At one point during the exchange, Mr Poole was asked to define “rickrolling”.
“Rickroll is a meme or internet kind of trend that started on 4chan where users - it’s basically a bait and switch. Users link you to a video of Rick Astley performing Never Gonna Give You Up,” said Mr Poole.
“And the term “rickroll” - you said it tries to make people go to a site where they think it is going be one thing, but it is a video of Rick Astley, right?,” asked the lawyer.
“He was some kind of singer?”
“It’s a joke?”
The internet prank was just one of several terms including “lurker”, “troll” and “caps” that Mr Poole was asked to explain to a seemingly baffled court.

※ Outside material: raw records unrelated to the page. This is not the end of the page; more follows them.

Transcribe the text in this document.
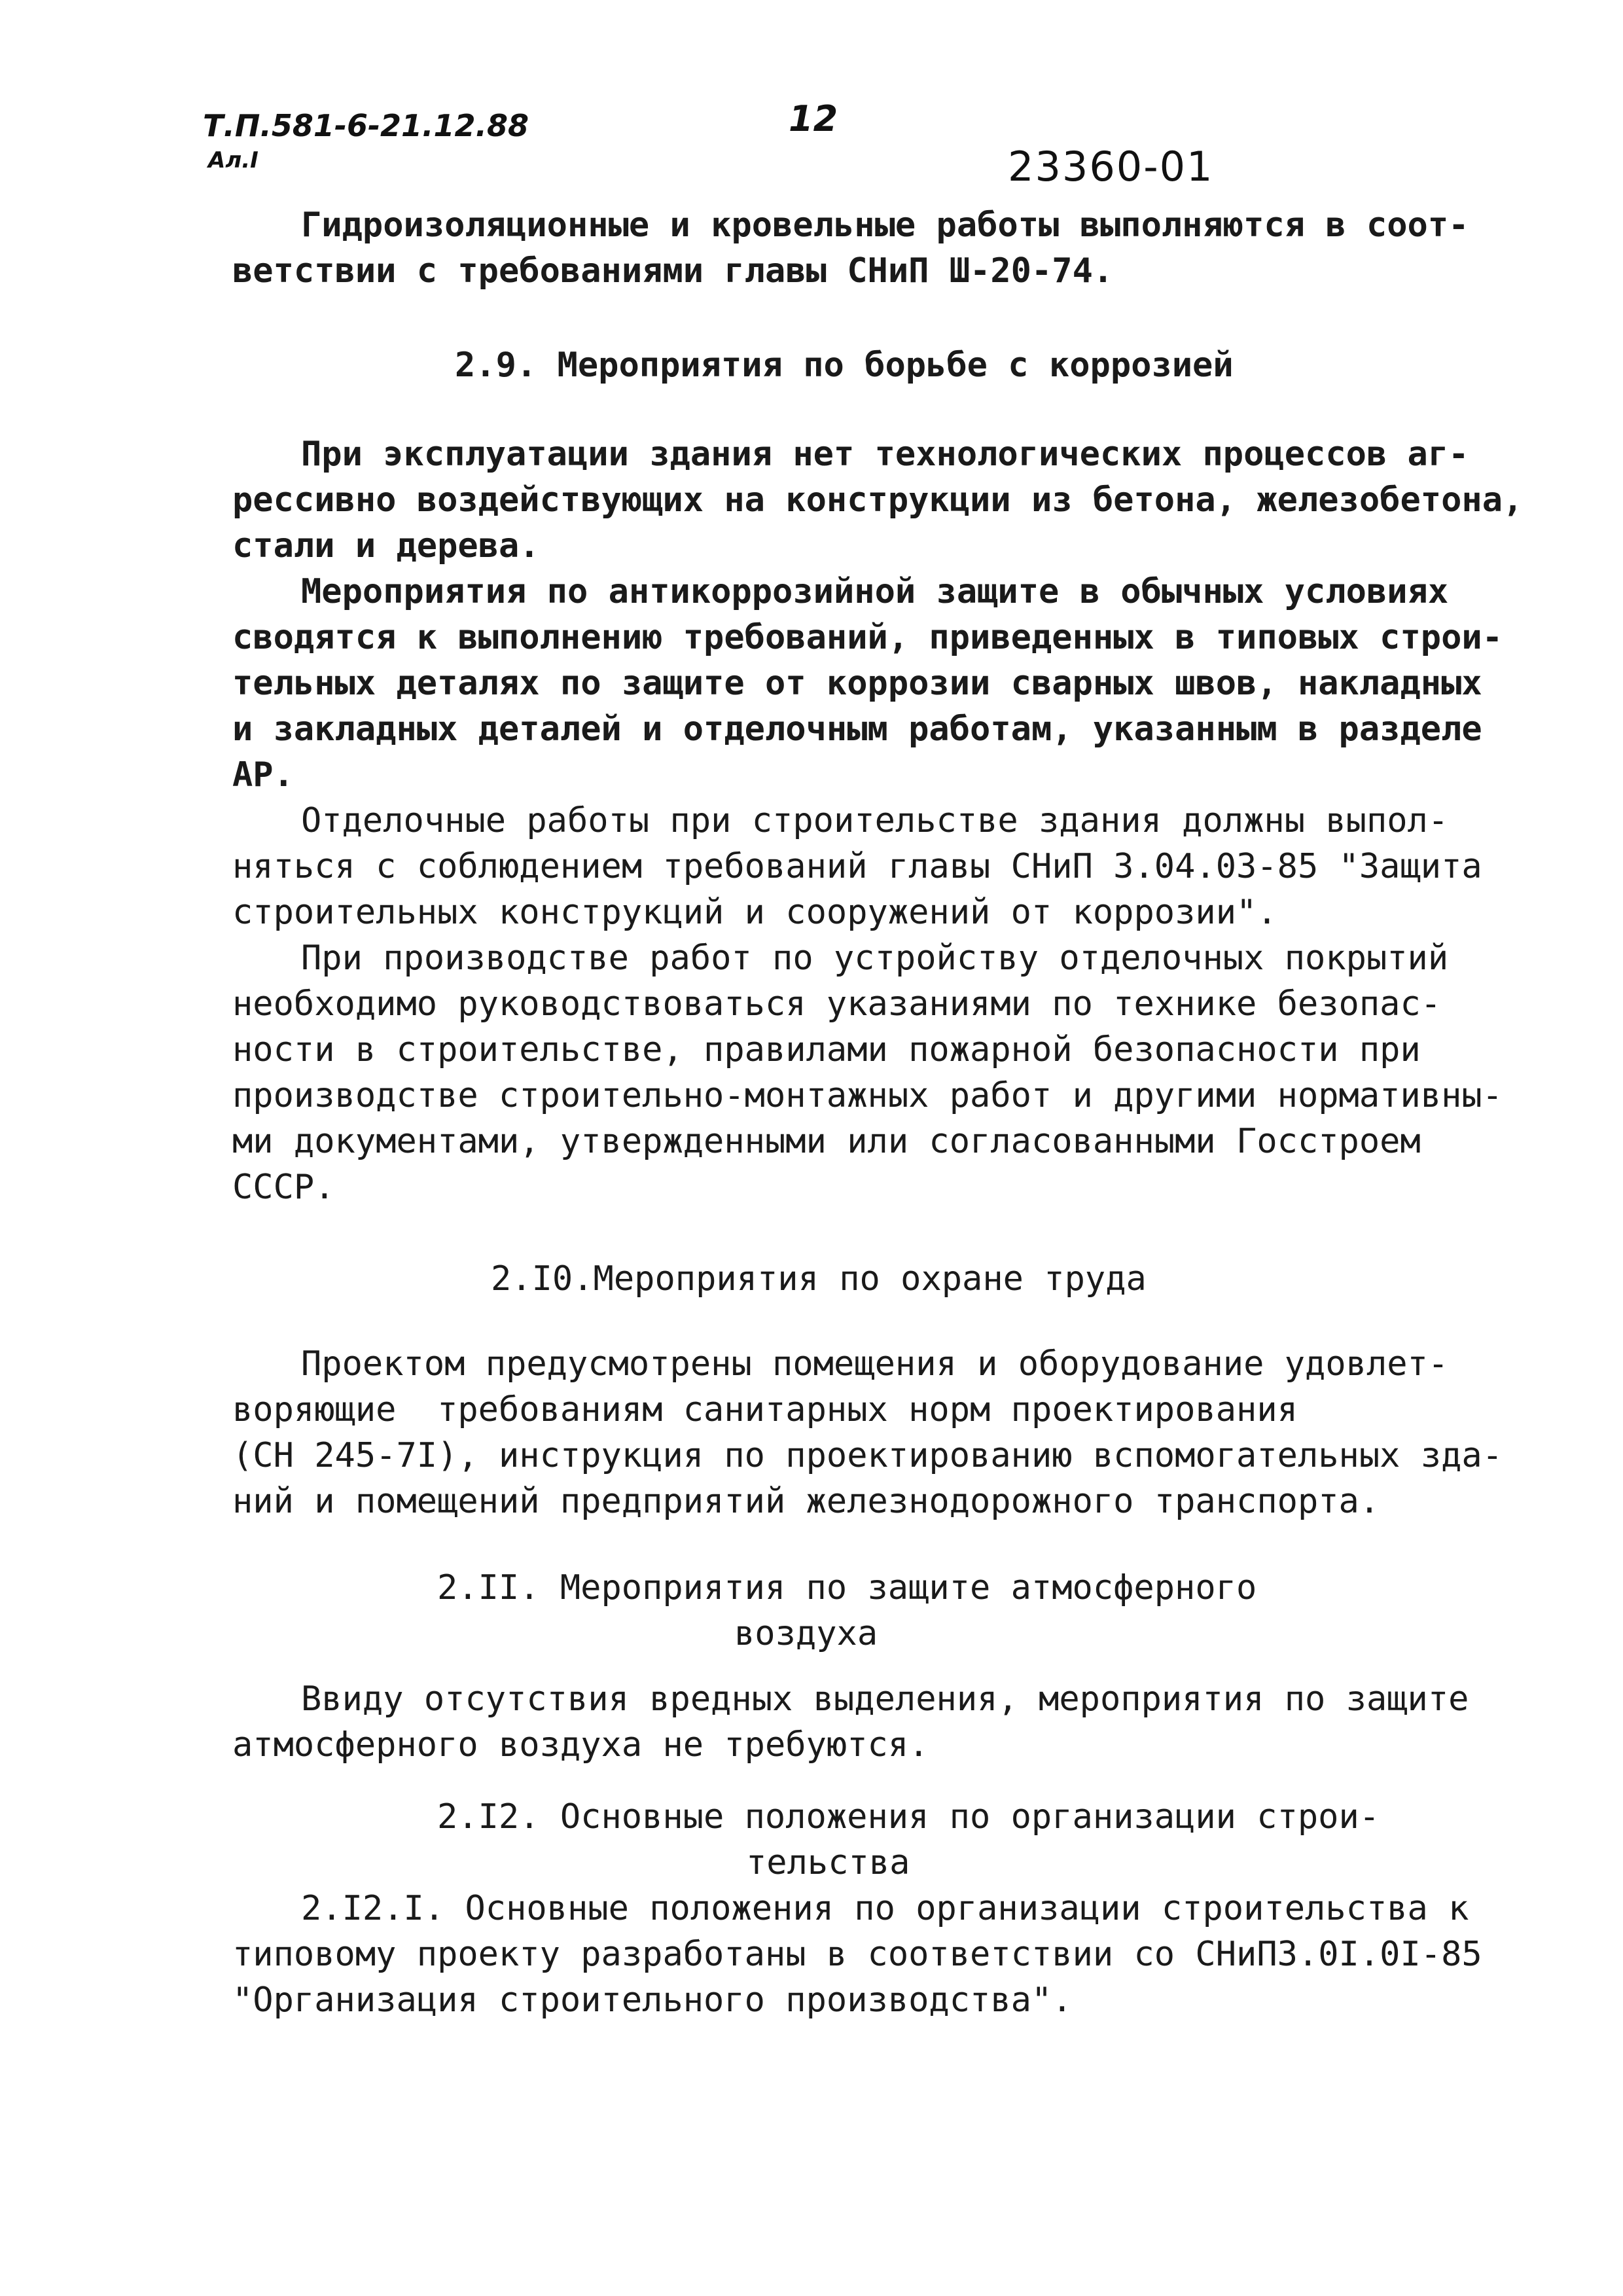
Т.П.581-6-21.12.88
Ал.I
12
23360-01
Гидроизоляционные и кровельные работы выполняются в соот-
ветствии с требованиями главы СНиП Ш-20-74.
2.9. Мероприятия по борьбе с коррозией
При эксплуатации здания нет технологических процессов аг-
рессивно воздействующих на конструкции из бетона, железобетона,
стали и дерева.
Мероприятия по антикоррозийной защите в обычных условиях
сводятся к выполнению требований, приведенных в типовых строи-
тельных деталях по защите от коррозии сварных швов, накладных
и закладных деталей и отделочным работам, указанным в разделе
АР.
Отделочные работы при строительстве здания должны выпол-
няться с соблюдением требований главы СНиП 3.04.03-85 "Защита
строительных конструкций и сооружений от коррозии".
При производстве работ по устройству отделочных покрытий
необходимо руководствоваться указаниями по технике безопас-
ности в строительстве, правилами пожарной безопасности при
производстве строительно-монтажных работ и другими нормативны-
ми документами, утвержденными или согласованными Госстроем
СССР.
2.I0.Мероприятия по охране труда
Проектом предусмотрены помещения и оборудование удовлет-
воряющие  требованиям санитарных норм проектирования
(СН 245-7I), инструкция по проектированию вспомогательных зда-
ний и помещений предприятий железнодорожного транспорта.
2.II. Мероприятия по защите атмосферного
воздуха
Ввиду отсутствия вредных выделения, мероприятия по защите
атмосферного воздуха не требуются.
2.I2. Основные положения по организации строи-
тельства
2.I2.I. Основные положения по организации строительства к
типовому проекту разработаны в соответствии со СНиП3.0I.0I-85
"Организация строительного производства".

But that is hardly a surprise, according to David Crystal, honorary professor of linguistics at the University of Bangor, who says that new colloquialisms spread like wildfire amongst groups on the net.

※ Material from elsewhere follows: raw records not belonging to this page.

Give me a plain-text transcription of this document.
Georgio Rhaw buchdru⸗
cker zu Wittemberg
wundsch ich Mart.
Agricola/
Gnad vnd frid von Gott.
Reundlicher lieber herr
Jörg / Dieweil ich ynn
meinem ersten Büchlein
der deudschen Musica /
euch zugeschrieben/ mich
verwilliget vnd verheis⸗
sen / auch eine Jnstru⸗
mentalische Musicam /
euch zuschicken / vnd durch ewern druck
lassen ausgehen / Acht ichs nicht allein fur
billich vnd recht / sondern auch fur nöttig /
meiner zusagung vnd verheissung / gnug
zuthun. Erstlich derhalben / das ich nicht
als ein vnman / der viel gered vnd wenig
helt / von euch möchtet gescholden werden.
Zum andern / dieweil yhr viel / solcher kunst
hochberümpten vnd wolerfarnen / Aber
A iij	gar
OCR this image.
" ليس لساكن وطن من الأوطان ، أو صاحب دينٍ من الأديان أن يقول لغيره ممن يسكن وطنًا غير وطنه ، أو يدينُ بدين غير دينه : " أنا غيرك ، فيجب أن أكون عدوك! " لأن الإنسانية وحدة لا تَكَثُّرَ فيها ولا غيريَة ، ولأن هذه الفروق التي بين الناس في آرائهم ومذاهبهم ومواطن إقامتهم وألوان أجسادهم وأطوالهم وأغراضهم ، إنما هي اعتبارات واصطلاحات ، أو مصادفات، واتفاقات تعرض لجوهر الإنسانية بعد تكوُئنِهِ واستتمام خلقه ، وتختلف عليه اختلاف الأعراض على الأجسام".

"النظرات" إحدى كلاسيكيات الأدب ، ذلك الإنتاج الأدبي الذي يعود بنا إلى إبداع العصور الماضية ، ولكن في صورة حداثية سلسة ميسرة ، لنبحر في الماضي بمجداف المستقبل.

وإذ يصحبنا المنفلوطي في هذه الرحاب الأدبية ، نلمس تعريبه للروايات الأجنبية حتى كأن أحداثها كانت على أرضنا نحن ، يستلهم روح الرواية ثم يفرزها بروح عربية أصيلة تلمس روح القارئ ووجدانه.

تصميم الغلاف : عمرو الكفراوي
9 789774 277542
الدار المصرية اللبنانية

“The internet is an amazing medium for languages,” he told BBC News.
“Language itself changes slowly but the internet has speeded up the process of those changes so you notice them more quickly.”
People using word play to form groups and impress their peers is a fairly traditional activity, he added.
“It’s like any badge of ability, if you go to a local skatepark you see kids whose expertise is making a skateboard do wonderful things.
“Online you show how brilliant you are by manipulating the language of the internet.”
Nice little roundup of the developments in slang happening today.